Определения оснований по Льюису (доноры электронной пары) и Бренстеду (акцепторы протона) по сути дела синонимичны. Что же касается кислот, то в теории Бренстеда к ним относятся только доноры протона, в то время как в теории Льюиса кислотой считается любое электронодефицитное соединение. Самым серьезным неудобством теории Льюиса является то, что ее нельзя поставить на универсальную количественную основу. Для кислот и оснований Бренстеда существует одна шкала (шкала рКа; см. разд. 3.3), характеризующая сродство оснований к протону, тогда как для кислотности и основности Льюиса можно создать огромное множество шкал, которые, к сожалению, не будут согласованными одна с другой. Тем не менее и в кислотности Льюиса можно найти замечательные закономерности. В химии координационных соединений уже давно было известно, что все металлы и все лиганды по склонности соединяться друг с другом делятся на две большие группы. аммиак, вода и анион F- сильно комплексуются с катионами щелочных и щелочноземельных металлов, но слабо - с катионами тяжелых металлов типа Hg2+ или Pt2+. Для фосфинов (R3P), сульфидов (R2S) и ионов тяжелых галогенов (I-, Br-) ситуация обратная: эти лиганды образуют прочные комплексы с катионами тяжелых металлов (старое название тиолов RSH - "меркаптаны" - происходит от латинского corpus mercurium captans", т.е. "тело, ловящее ртуть"). Другими словами, Hg2+ как кислота Льюиса слабее Mg2+, если в качестве основания взять Н2О, но сильнее, если в качестве основания выбрать R2S. Топ 10 вещей для базового гардероба Топ 10 предметов гардероба беременной женщины.
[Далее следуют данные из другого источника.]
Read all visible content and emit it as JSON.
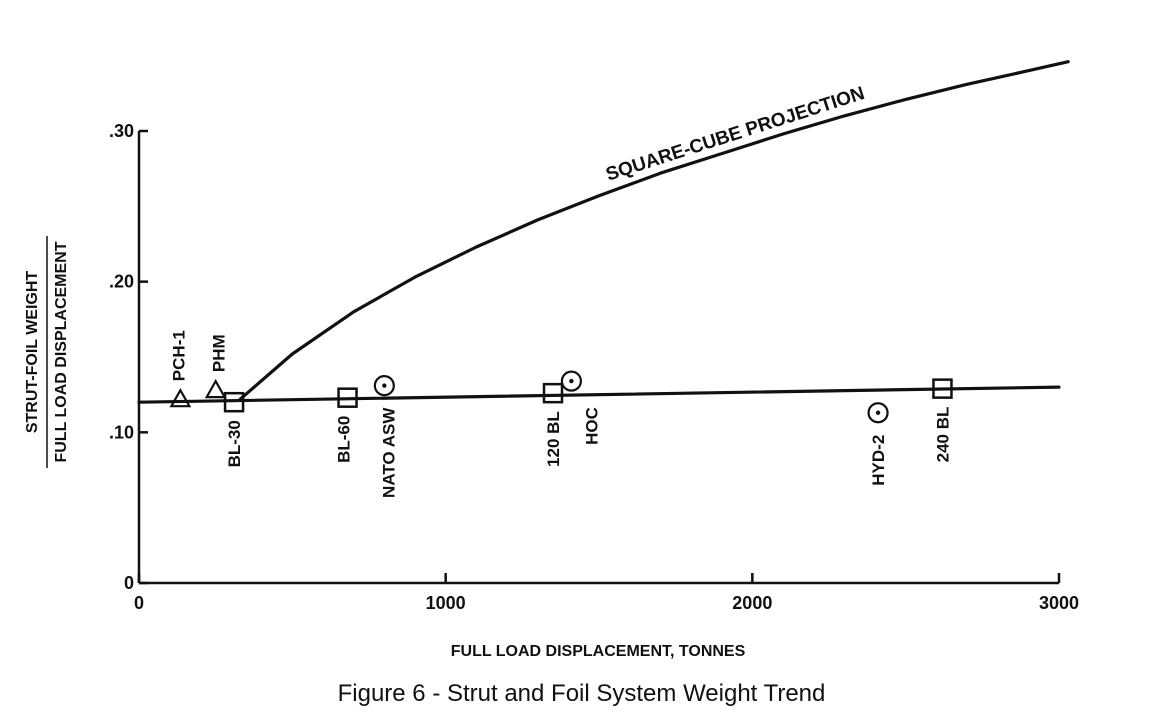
{
  "caption": "Figure 6 - Strut and Foil System Weight Trend",
  "chart_data": {
    "type": "scatter",
    "title": "",
    "xlabel": "FULL LOAD DISPLACEMENT, TONNES",
    "ylabel_numerator": "STRUT-FOIL WEIGHT",
    "ylabel_denominator": "FULL LOAD DISPLACEMENT",
    "xlim": [
      0,
      3000
    ],
    "ylim": [
      0,
      0.3
    ],
    "x_ticks": [
      0,
      1000,
      2000,
      3000
    ],
    "x_tick_labels": [
      "0",
      "1000",
      "2000",
      "3000"
    ],
    "y_ticks": [
      0,
      0.1,
      0.2,
      0.3
    ],
    "y_tick_labels": [
      "0",
      ".10",
      ".20",
      ".30"
    ],
    "grid": false,
    "curves": [
      {
        "label": "SQUARE-CUBE PROJECTION",
        "x": [
          330,
          500,
          700,
          900,
          1100,
          1300,
          1500,
          1700,
          1900,
          2100,
          2300,
          2500,
          2700,
          2900,
          3030
        ],
        "y": [
          0.122,
          0.152,
          0.18,
          0.203,
          0.223,
          0.241,
          0.257,
          0.272,
          0.285,
          0.298,
          0.31,
          0.321,
          0.331,
          0.34,
          0.346
        ]
      },
      {
        "label": "",
        "x": [
          0,
          3000
        ],
        "y": [
          0.12,
          0.13
        ]
      }
    ],
    "points": [
      {
        "label": "PCH-1",
        "marker": "triangle",
        "x": 135,
        "y": 0.122
      },
      {
        "label": "PHM",
        "marker": "triangle",
        "x": 250,
        "y": 0.128
      },
      {
        "label": "BL-30",
        "marker": "square",
        "x": 310,
        "y": 0.12
      },
      {
        "label": "BL-60",
        "marker": "square",
        "x": 680,
        "y": 0.123
      },
      {
        "label": "NATO ASW",
        "marker": "circle-dot",
        "x": 800,
        "y": 0.131
      },
      {
        "label": "120 BL",
        "marker": "square",
        "x": 1350,
        "y": 0.126
      },
      {
        "label": "HOC",
        "marker": "circle-dot",
        "x": 1410,
        "y": 0.134
      },
      {
        "label": "HYD-2",
        "marker": "circle-dot",
        "x": 2410,
        "y": 0.113
      },
      {
        "label": "240 BL",
        "marker": "square",
        "x": 2620,
        "y": 0.129
      }
    ]
  }
}
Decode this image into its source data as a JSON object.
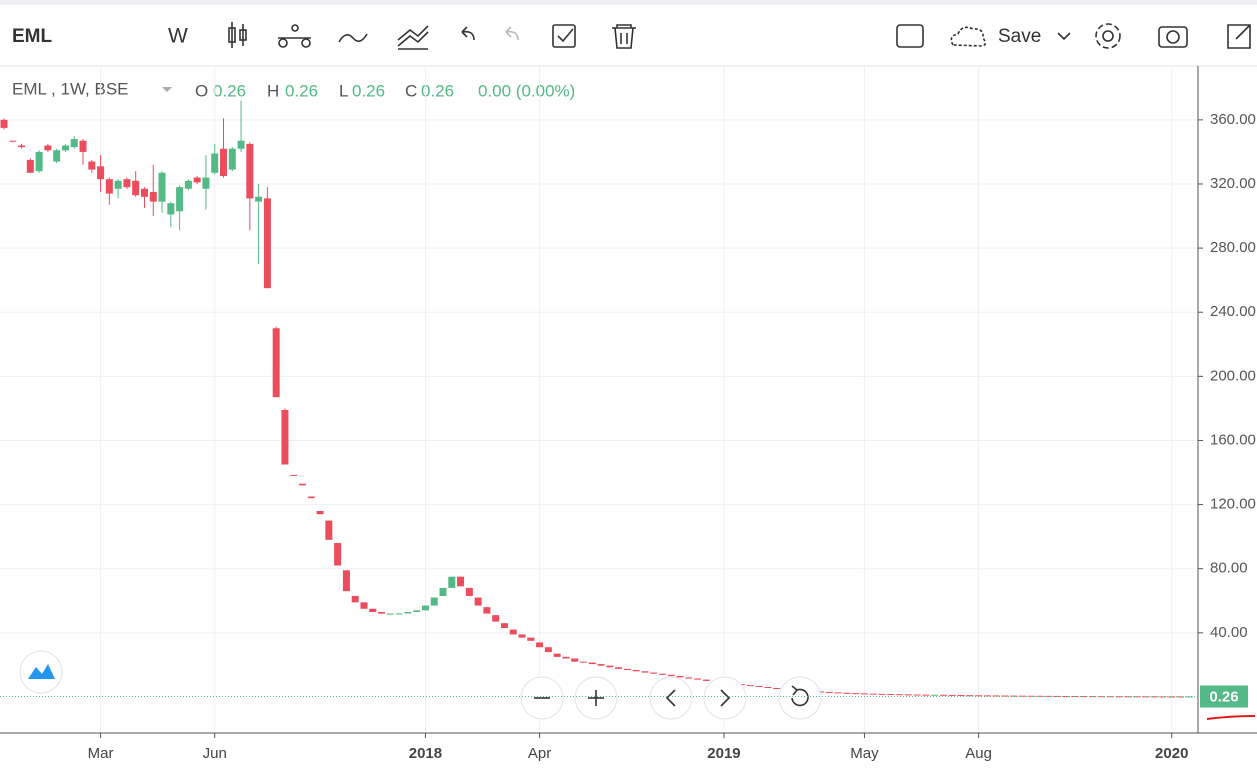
{
  "toolbar": {
    "symbol": "EML",
    "interval": "W",
    "save": "Save"
  },
  "chart_data": {
    "type": "candlestick",
    "legend": {
      "title": "EML , 1W, BSE",
      "open_label": "O",
      "open": 0.26,
      "high_label": "H",
      "high": 0.26,
      "low_label": "L",
      "low": 0.26,
      "close_label": "C",
      "close": 0.26,
      "change": "0.00 (0.00%)"
    },
    "categories": [
      null,
      null,
      null,
      null,
      null,
      null,
      null,
      null,
      null,
      null,
      null,
      "Mar",
      null,
      null,
      null,
      null,
      null,
      null,
      null,
      null,
      null,
      null,
      null,
      null,
      "Jun",
      null,
      null,
      null,
      null,
      null,
      null,
      null,
      null,
      null,
      null,
      null,
      null,
      null,
      null,
      null,
      null,
      null,
      null,
      null,
      null,
      null,
      null,
      null,
      "2018",
      null,
      null,
      null,
      null,
      null,
      null,
      null,
      null,
      null,
      null,
      null,
      null,
      "Apr",
      null,
      null,
      null,
      null,
      null,
      null,
      null,
      null,
      null,
      null,
      null,
      null,
      null,
      null,
      null,
      null,
      null,
      null,
      null,
      null,
      "2019",
      null,
      null,
      null,
      null,
      null,
      null,
      null,
      null,
      null,
      null,
      null,
      null,
      null,
      null,
      null,
      "May",
      null,
      null,
      null,
      null,
      null,
      null,
      null,
      null,
      null,
      null,
      null,
      null,
      "Aug",
      null,
      null,
      null,
      null,
      null,
      null,
      null,
      null,
      null,
      null,
      null,
      null,
      null,
      null,
      null,
      null,
      null,
      null,
      null,
      null,
      null,
      "2020",
      null,
      null
    ],
    "ohlc": [
      [
        360,
        361,
        354,
        355
      ],
      [
        347,
        347,
        346,
        346.5
      ],
      [
        344,
        345,
        342,
        343
      ],
      [
        335,
        336,
        327,
        327
      ],
      [
        328,
        341,
        327,
        340
      ],
      [
        344,
        345,
        340,
        341
      ],
      [
        334,
        342,
        333,
        341
      ],
      [
        341,
        345,
        340,
        344
      ],
      [
        343,
        350,
        342,
        348
      ],
      [
        347,
        348,
        332,
        340
      ],
      [
        334,
        335,
        327,
        329
      ],
      [
        331,
        338,
        315,
        323
      ],
      [
        323,
        324,
        307,
        314
      ],
      [
        317,
        323,
        311,
        322
      ],
      [
        323,
        324,
        317,
        318
      ],
      [
        322,
        328,
        312,
        313
      ],
      [
        317,
        318,
        305,
        312
      ],
      [
        315,
        332,
        300,
        309
      ],
      [
        309,
        328,
        302,
        327
      ],
      [
        301,
        309,
        293,
        308
      ],
      [
        303,
        319,
        291,
        318
      ],
      [
        317,
        323,
        316,
        322
      ],
      [
        324,
        325,
        320,
        321
      ],
      [
        317,
        338,
        304,
        324
      ],
      [
        327,
        345,
        326,
        339
      ],
      [
        342,
        361,
        324,
        325
      ],
      [
        329,
        343,
        328,
        342
      ],
      [
        342,
        372,
        340,
        347
      ],
      [
        345,
        346,
        291,
        311
      ],
      [
        309,
        320,
        270,
        312
      ],
      [
        311,
        318,
        255,
        255
      ],
      [
        230,
        231,
        187,
        187
      ],
      [
        179,
        180,
        145,
        145
      ],
      [
        138.5,
        138.5,
        138,
        138
      ],
      [
        133,
        133,
        132,
        132
      ],
      [
        125,
        125,
        124,
        124
      ],
      [
        116,
        116,
        114,
        114
      ],
      [
        110,
        110,
        98,
        98
      ],
      [
        96,
        96,
        82,
        82
      ],
      [
        79,
        79,
        66,
        66
      ],
      [
        63,
        63,
        59,
        59
      ],
      [
        59,
        59,
        55,
        55
      ],
      [
        55,
        55,
        53,
        53
      ],
      [
        53,
        53,
        52,
        52
      ],
      [
        52,
        52.2,
        51.8,
        52
      ],
      [
        52,
        52.3,
        51.9,
        52.1
      ],
      [
        52.1,
        53,
        52.1,
        53
      ],
      [
        53,
        54,
        53,
        54
      ],
      [
        54,
        57,
        54,
        57
      ],
      [
        57,
        62,
        57,
        62
      ],
      [
        63,
        68,
        63,
        68
      ],
      [
        68,
        75,
        68,
        75
      ],
      [
        75,
        75,
        69,
        69
      ],
      [
        68,
        68,
        63,
        63
      ],
      [
        62,
        62,
        57,
        57
      ],
      [
        56,
        56,
        52,
        52
      ],
      [
        51,
        51,
        47,
        47
      ],
      [
        46,
        46,
        43,
        43
      ],
      [
        42,
        42,
        39,
        39
      ],
      [
        39,
        39,
        37,
        37
      ],
      [
        37,
        37,
        35,
        35
      ],
      [
        34,
        34,
        31,
        31
      ],
      [
        31,
        31,
        28,
        28
      ],
      [
        27,
        27,
        25,
        25
      ],
      [
        25,
        25,
        24,
        24
      ],
      [
        24,
        24,
        22,
        22
      ],
      [
        22,
        22,
        21.5,
        21.5
      ],
      [
        21.5,
        21.5,
        20.5,
        20.5
      ],
      [
        20.5,
        20.5,
        19.5,
        19.5
      ],
      [
        19.5,
        19.5,
        18.5,
        18.5
      ],
      [
        18.5,
        18.5,
        17.5,
        17.5
      ],
      [
        17.5,
        17.5,
        16.8,
        16.8
      ],
      [
        16.8,
        16.8,
        16,
        16
      ],
      [
        16,
        16,
        15.2,
        15.2
      ],
      [
        15.2,
        15.2,
        14.5,
        14.5
      ],
      [
        14.5,
        14.5,
        13.8,
        13.8
      ],
      [
        13.8,
        13.8,
        13,
        13
      ],
      [
        13,
        13,
        12.2,
        12.2
      ],
      [
        12.2,
        12.2,
        11.5,
        11.5
      ],
      [
        11.5,
        11.5,
        10.8,
        10.8
      ],
      [
        10.8,
        10.8,
        10,
        10
      ],
      [
        10,
        10,
        9.3,
        9.3
      ],
      [
        9.3,
        9.3,
        8.6,
        8.6
      ],
      [
        8.6,
        8.6,
        8,
        8
      ],
      [
        8,
        8,
        7.4,
        7.4
      ],
      [
        7.4,
        7.4,
        6.8,
        6.8
      ],
      [
        6.8,
        6.8,
        6.2,
        6.2
      ],
      [
        6.2,
        6.2,
        5.6,
        5.6
      ],
      [
        5.6,
        5.6,
        5.1,
        5.1
      ],
      [
        5.1,
        5.1,
        4.6,
        4.6
      ],
      [
        4.6,
        4.6,
        4.2,
        4.2
      ],
      [
        4.2,
        4.2,
        3.8,
        3.8
      ],
      [
        3.8,
        3.8,
        3.4,
        3.4
      ],
      [
        3.4,
        3.4,
        3.1,
        3.1
      ],
      [
        3.1,
        3.1,
        2.8,
        2.8
      ],
      [
        2.8,
        2.8,
        2.6,
        2.6
      ],
      [
        2.6,
        2.6,
        2.4,
        2.4
      ],
      [
        2.4,
        2.4,
        2.2,
        2.2
      ],
      [
        2.2,
        2.2,
        2.05,
        2.05
      ],
      [
        2.05,
        2.05,
        1.9,
        1.9
      ],
      [
        1.9,
        1.9,
        1.8,
        1.8
      ],
      [
        1.8,
        1.8,
        1.7,
        1.7
      ],
      [
        1.7,
        1.7,
        1.6,
        1.6
      ],
      [
        1.6,
        1.6,
        1.5,
        1.5
      ],
      [
        1.5,
        1.5,
        1.42,
        1.42
      ],
      [
        1.42,
        1.42,
        1.35,
        1.35
      ],
      [
        1.3,
        1.35,
        1.3,
        1.35
      ],
      [
        1.35,
        1.35,
        1.25,
        1.25
      ],
      [
        1.25,
        1.25,
        1.18,
        1.18
      ],
      [
        1.18,
        1.18,
        1.1,
        1.1
      ],
      [
        1.1,
        1.1,
        1.04,
        1.04
      ],
      [
        1.04,
        1.04,
        0.98,
        0.98
      ],
      [
        0.98,
        0.98,
        0.92,
        0.92
      ],
      [
        0.92,
        0.92,
        0.87,
        0.87
      ],
      [
        0.87,
        0.87,
        0.82,
        0.82
      ],
      [
        0.82,
        0.82,
        0.78,
        0.78
      ],
      [
        0.78,
        0.78,
        0.74,
        0.74
      ],
      [
        0.74,
        0.74,
        0.7,
        0.7
      ],
      [
        0.7,
        0.7,
        0.66,
        0.66
      ],
      [
        0.66,
        0.66,
        0.62,
        0.62
      ],
      [
        0.62,
        0.62,
        0.58,
        0.58
      ],
      [
        0.58,
        0.58,
        0.55,
        0.55
      ],
      [
        0.55,
        0.55,
        0.52,
        0.52
      ],
      [
        0.52,
        0.52,
        0.49,
        0.49
      ],
      [
        0.49,
        0.49,
        0.46,
        0.46
      ],
      [
        0.46,
        0.46,
        0.43,
        0.43
      ],
      [
        0.43,
        0.43,
        0.41,
        0.41
      ],
      [
        0.41,
        0.41,
        0.39,
        0.39
      ],
      [
        0.39,
        0.39,
        0.37,
        0.37
      ],
      [
        0.37,
        0.37,
        0.35,
        0.35
      ],
      [
        0.35,
        0.35,
        0.33,
        0.33
      ],
      [
        0.33,
        0.33,
        0.31,
        0.31
      ],
      [
        0.31,
        0.31,
        0.3,
        0.3
      ],
      [
        0.3,
        0.3,
        0.28,
        0.28
      ],
      [
        0.28,
        0.28,
        0.27,
        0.27
      ],
      [
        0.26,
        0.26,
        0.26,
        0.26
      ]
    ],
    "up_color": "#53b987",
    "down_color": "#eb4d5c",
    "ylim": [
      -22.5,
      393.6
    ],
    "yticks": [
      {
        "value": 40,
        "label": "40.00"
      },
      {
        "value": 80,
        "label": "80.00"
      },
      {
        "value": 120,
        "label": "120.00"
      },
      {
        "value": 160,
        "label": "160.00"
      },
      {
        "value": 200,
        "label": "200.00"
      },
      {
        "value": 240,
        "label": "240.00"
      },
      {
        "value": 280,
        "label": "280.00"
      },
      {
        "value": 320,
        "label": "320.00"
      },
      {
        "value": 360,
        "label": "360.00"
      }
    ],
    "grid": true,
    "last_price": 0.26
  }
}
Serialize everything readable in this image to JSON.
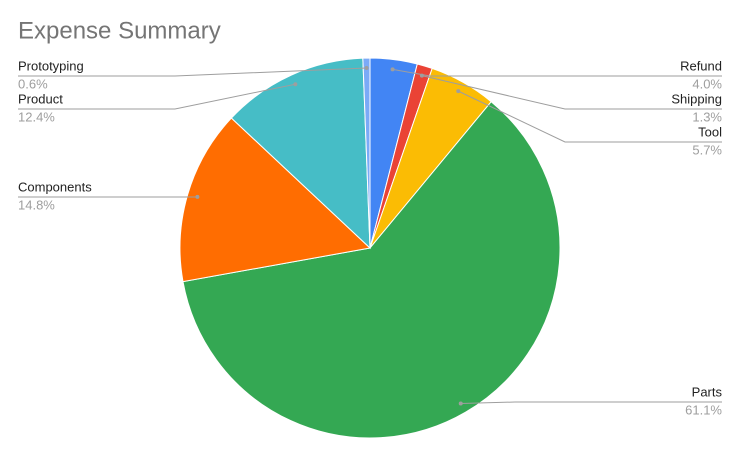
{
  "chart_data": {
    "type": "pie",
    "title": "Expense Summary",
    "categories": [
      "Refund",
      "Shipping",
      "Tool",
      "Parts",
      "Components",
      "Product",
      "Prototyping"
    ],
    "values": [
      4.0,
      1.3,
      5.7,
      61.1,
      14.8,
      12.4,
      0.6
    ],
    "value_labels": [
      "4.0%",
      "1.3%",
      "5.7%",
      "61.1%",
      "14.8%",
      "12.4%",
      "0.6%"
    ],
    "colors": [
      "#4285f4",
      "#ea4335",
      "#fbbc04",
      "#34a853",
      "#ff6d01",
      "#46bdc6",
      "#7baaf7"
    ]
  }
}
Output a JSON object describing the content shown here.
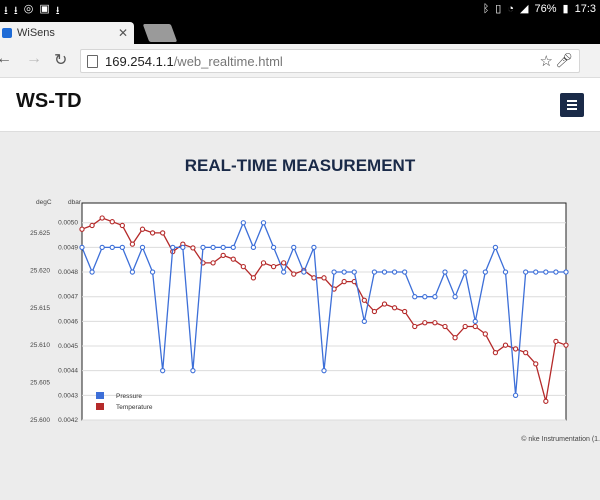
{
  "statusbar": {
    "left_icons": [
      "download-icon",
      "download-icon",
      "whatsapp-icon",
      "image-icon",
      "download-icon"
    ],
    "battery": "76%",
    "time": "17:3"
  },
  "tab": {
    "title": "WiSens"
  },
  "address": {
    "host": "169.254.1.1",
    "path": "/web_realtime.html"
  },
  "site": {
    "brand": "WS-TD"
  },
  "page": {
    "heading": "REAL-TIME MEASUREMENT",
    "credit": "© nke Instrumentation (1."
  },
  "chart_data": {
    "type": "line",
    "left_axis_unit": "degC",
    "right_axis_unit": "dbar",
    "left_ticks": [
      "25.600",
      "25.605",
      "25.610",
      "25.615",
      "25.620",
      "25.625"
    ],
    "right_ticks": [
      "0.0042",
      "0.0043",
      "0.0044",
      "0.0045",
      "0.0046",
      "0.0047",
      "0.0048",
      "0.0049",
      "0.0050"
    ],
    "temp_range": [
      25.6,
      25.629
    ],
    "pres_range": [
      0.0042,
      0.00508
    ],
    "legend_position": "bottom-left",
    "series": [
      {
        "name": "Pressure",
        "axis": "dbar",
        "color": "#3d6fd8",
        "values": [
          0.0049,
          0.0048,
          0.0049,
          0.0049,
          0.0049,
          0.0048,
          0.0049,
          0.0048,
          0.0044,
          0.0049,
          0.0049,
          0.0044,
          0.0049,
          0.0049,
          0.0049,
          0.0049,
          0.005,
          0.0049,
          0.005,
          0.0049,
          0.0048,
          0.0049,
          0.0048,
          0.0049,
          0.0044,
          0.0048,
          0.0048,
          0.0048,
          0.0046,
          0.0048,
          0.0048,
          0.0048,
          0.0048,
          0.0047,
          0.0047,
          0.0047,
          0.0048,
          0.0047,
          0.0048,
          0.0046,
          0.0048,
          0.0049,
          0.0048,
          0.0043,
          0.0048,
          0.0048,
          0.0048,
          0.0048,
          0.0048
        ]
      },
      {
        "name": "Temperature",
        "axis": "degC",
        "color": "#b52a2a",
        "values": [
          25.6255,
          25.626,
          25.627,
          25.6265,
          25.626,
          25.6235,
          25.6255,
          25.625,
          25.625,
          25.6225,
          25.6235,
          25.623,
          25.621,
          25.621,
          25.622,
          25.6215,
          25.6205,
          25.619,
          25.621,
          25.6205,
          25.621,
          25.6195,
          25.62,
          25.619,
          25.619,
          25.6175,
          25.6185,
          25.6185,
          25.616,
          25.6145,
          25.6155,
          25.615,
          25.6145,
          25.6125,
          25.613,
          25.613,
          25.6125,
          25.611,
          25.6125,
          25.6125,
          25.6115,
          25.609,
          25.61,
          25.6095,
          25.609,
          25.6075,
          25.6025,
          25.6105,
          25.61
        ]
      }
    ]
  }
}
Разборчивость кислот Льюиса в выборе оснований, с которыми они предпочитают связываться, имеет по-настоящему всеобщее значение Еще Берцелиус в XIX веке обратил внимание на то, что некоторые металлы, например Al, Mg и Ca, всегда встречаются в природе в виде карбонатов или оксидов, тогда как другие металлы, например Cu, Pb, Hg, обычно находятся в виде сульфидов.

Для объяснения этих и множества других подобных наблюдений в 1963 г. Пирсон предложил принцип жестких и мягких кислот и оснований (принцип ЖМКО), который с тех пор нашел широкое применение в органической химии.

С 1954 г. известно уравнение Эдвардса, которое связывает между собой протонную и льюисовскую основность:

logK/K0=aP+bH

где K - константа равновесия реакции основания В с кислотой А (уравнение (3.2)); Ko - константа равновесия реакции основания Н2О с кислотой А; P - поляризуемость основания В; H - относительная протонная (бренстедовская) основность этого основания, т.е. константа диссоциации сопряженной ему кислоты ВН+, деленная на константу диссоциации Н3О+ в воде; a и b -эмпирические константы, зависящие от природы кислоты А. Из уравнения Эдвардса следует, что на реакцию кислоты А с основаниями Льюиса, обладающими высокой протонной основностью, влияет главным образом параметр H, характеризующий такую основность, а реакция оснований с низкой протонной основностью связана в основном с поляризуемостью основания P.

Основание Льюиса называется мягким, если его донорный атом легко поляризуем (большая величина Р в уравнении Эдвардса). Донорный атом жесткого основания трудно поляризуем, и поэтому реакционная способность такого основания определяется главным образом его протонной основностью (H>P). Донорный атом мягких оснований (S2-, Et3P) имеет следующие черты, связанные с высокой поляризуемостью (см. разд. 2.1.2, гл. 2): большие размеры, низкую степень окисления, низкий потенциал ионизации (или электрохимический потенциал), низкую электроотрицательность, легкую деформируемость валентной оболочки. Жесткие основания (OH-, F-) имеют донорный атом малых размеров с высоким потенциалом ионизаации и трудно деформируемой электронной оболочкой.

Катионы щелочных и щелочноземельных металлов образуют более прочные связи с жесткими основаниями, и поэтому их следует считать жесткими кислотами Льюиса. Ионы тяжелых металлов, следовательно, нужно классифицировать как мягкие кислоты Льюиса. Любая кислота Льюиса, проявляющая склонность координироваться с жесткими основаниями (например, H+, Li+, Mg2+, BF3), является жесткой кислотой; такие кислоты имеют черты, связанные с низкой поляризуемостью: небольшие размеры акцепторного атома, высокий положительный заряд, высокий потенциал ионизации, трудно деформируемую валентную оболочку. В мягких кислотах донорный атом имеет большие размеры, небольшой или нулевой положительный заряд, легко деформируемые или легко удаляемые (часто с d-уровней) электроны и.т.д., в общем, все свойства, связанные с высокой поляризуемостью.